As Associate Experience Director, I led the engagement end-to-end while serving as an external contractor embedded within the T3 team. I was responsible for:

  • Shaping the research approach and scope

  • Leading and conducting field research

  • Managing and mentoring two researchers from T3

  • Synthesizing insights into strategic opportunity areas

  • Translating findings into experience and service implications for Ten-X

I worked closely with T3 leadership and Ten-X stakeholders to ensure findings were grounded, credible, and actionable.

Research Approach

To understand commercial real estate as it is actually practiced, we prioritized in-context, field-based qualitative research over abstract or survey-driven methods.

Methods included:

  • In-person interviews with 4–6 commercial real estate brokers and subject-matter experts in each city (NYC, LA, Dallas)

  • Interviews conducted at brokers’ places of business, allowing observation of real tools, artifacts, and workflows

  • Process walkthroughs of recent and active deals

  • Discussion of relationship management, negotiation tactics, and informal coordination practices

  • Mapping of the full transaction lifecycle from sourcing and listing through negotiation, closing, and post-deal follow-up

This approach surfaced not just what brokers do, but why they do it that way—and what they would (and would not) trust a digital platform to handle.

Key Insights

Across markets, several consistent themes emerged:

  • Commercial real estate is deeply relationship-driven. Deals hinge on trust, reputation, and informal signaling that rarely appears in formal systems.

  • The “art of the deal” resists rigid workflows. Brokers value flexibility and discretion; overly prescriptive tools are seen as liabilities rather than assets.

  • Information is fragmented and manually coordinated. Critical deal details live across emails, spreadsheets, PDFs, phone calls, and personal notes.

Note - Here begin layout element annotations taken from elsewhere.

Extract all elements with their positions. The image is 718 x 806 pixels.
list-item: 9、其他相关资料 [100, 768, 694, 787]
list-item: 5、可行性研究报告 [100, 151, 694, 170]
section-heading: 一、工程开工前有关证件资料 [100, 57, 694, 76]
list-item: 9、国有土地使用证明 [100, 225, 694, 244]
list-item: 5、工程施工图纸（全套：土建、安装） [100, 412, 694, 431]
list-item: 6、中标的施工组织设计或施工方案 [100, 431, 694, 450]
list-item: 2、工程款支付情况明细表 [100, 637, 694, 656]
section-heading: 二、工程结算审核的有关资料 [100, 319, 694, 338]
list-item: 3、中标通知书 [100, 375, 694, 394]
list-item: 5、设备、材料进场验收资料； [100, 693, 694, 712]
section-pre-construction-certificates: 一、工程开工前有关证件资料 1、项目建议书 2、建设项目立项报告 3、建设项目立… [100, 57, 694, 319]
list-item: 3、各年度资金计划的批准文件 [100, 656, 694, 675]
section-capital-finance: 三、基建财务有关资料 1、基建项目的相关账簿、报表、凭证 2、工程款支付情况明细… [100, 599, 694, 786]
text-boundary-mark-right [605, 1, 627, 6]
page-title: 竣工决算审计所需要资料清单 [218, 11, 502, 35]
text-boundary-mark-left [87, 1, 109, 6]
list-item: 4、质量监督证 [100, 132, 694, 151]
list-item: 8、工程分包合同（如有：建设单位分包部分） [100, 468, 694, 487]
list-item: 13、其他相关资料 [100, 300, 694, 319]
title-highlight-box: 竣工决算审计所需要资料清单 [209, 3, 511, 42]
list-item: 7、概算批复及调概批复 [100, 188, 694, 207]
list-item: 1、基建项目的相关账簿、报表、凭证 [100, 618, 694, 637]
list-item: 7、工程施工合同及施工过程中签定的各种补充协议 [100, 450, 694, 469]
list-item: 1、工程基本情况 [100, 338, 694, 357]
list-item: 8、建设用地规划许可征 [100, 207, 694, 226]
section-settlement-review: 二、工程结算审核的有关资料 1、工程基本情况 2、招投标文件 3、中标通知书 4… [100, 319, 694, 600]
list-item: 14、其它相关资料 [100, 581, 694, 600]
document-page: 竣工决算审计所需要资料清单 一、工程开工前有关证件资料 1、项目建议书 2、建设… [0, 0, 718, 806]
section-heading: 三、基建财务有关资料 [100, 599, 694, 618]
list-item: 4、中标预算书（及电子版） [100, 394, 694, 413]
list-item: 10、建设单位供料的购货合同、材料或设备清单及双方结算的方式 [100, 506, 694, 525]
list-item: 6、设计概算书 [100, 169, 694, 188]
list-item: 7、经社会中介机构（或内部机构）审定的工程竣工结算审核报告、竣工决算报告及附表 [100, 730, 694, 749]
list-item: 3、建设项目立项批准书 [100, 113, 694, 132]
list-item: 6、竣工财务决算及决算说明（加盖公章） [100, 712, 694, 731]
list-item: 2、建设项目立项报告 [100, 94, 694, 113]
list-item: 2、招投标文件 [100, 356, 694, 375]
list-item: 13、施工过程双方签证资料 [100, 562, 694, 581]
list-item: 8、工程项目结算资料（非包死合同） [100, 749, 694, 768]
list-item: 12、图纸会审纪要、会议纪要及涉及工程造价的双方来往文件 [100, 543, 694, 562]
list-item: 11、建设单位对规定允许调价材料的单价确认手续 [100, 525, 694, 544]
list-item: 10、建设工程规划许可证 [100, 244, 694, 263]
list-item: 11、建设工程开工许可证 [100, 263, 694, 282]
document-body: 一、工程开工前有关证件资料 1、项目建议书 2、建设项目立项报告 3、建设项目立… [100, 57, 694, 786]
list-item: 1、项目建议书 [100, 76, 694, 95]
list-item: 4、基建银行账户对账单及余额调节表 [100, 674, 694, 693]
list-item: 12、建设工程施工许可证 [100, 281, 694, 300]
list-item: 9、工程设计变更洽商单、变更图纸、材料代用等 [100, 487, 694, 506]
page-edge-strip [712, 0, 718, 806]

  • Digital tools are tolerated when they reduce friction, not control behavior. Practitioners were open to platforms that support coordination, documentation, and visibility—so long as they don’t replace judgment or negotiation.

  • The transaction lifecycle is end-to-end, but support is not. Existing tools often optimize isolated steps, leaving brokers to bridge gaps manually.

Outcomes & Impact

The research reframed how Ten-X thought about its role in the commercial real estate ecosystemfrom a transactional platform to a relationship-aware, lifecycle-supporting service.

The engagement:

  • Established a shared understanding of broker realities across markets

  • Identified clear opportunity areas for online services that support, rather than disrupt, deal-making practices

  • Provided a research-grounded foundation for future product and experience strategy decisions

Most importantly, it helped Ten-X anchor innovation efforts in how work actually gets done, not how it is assumed to work.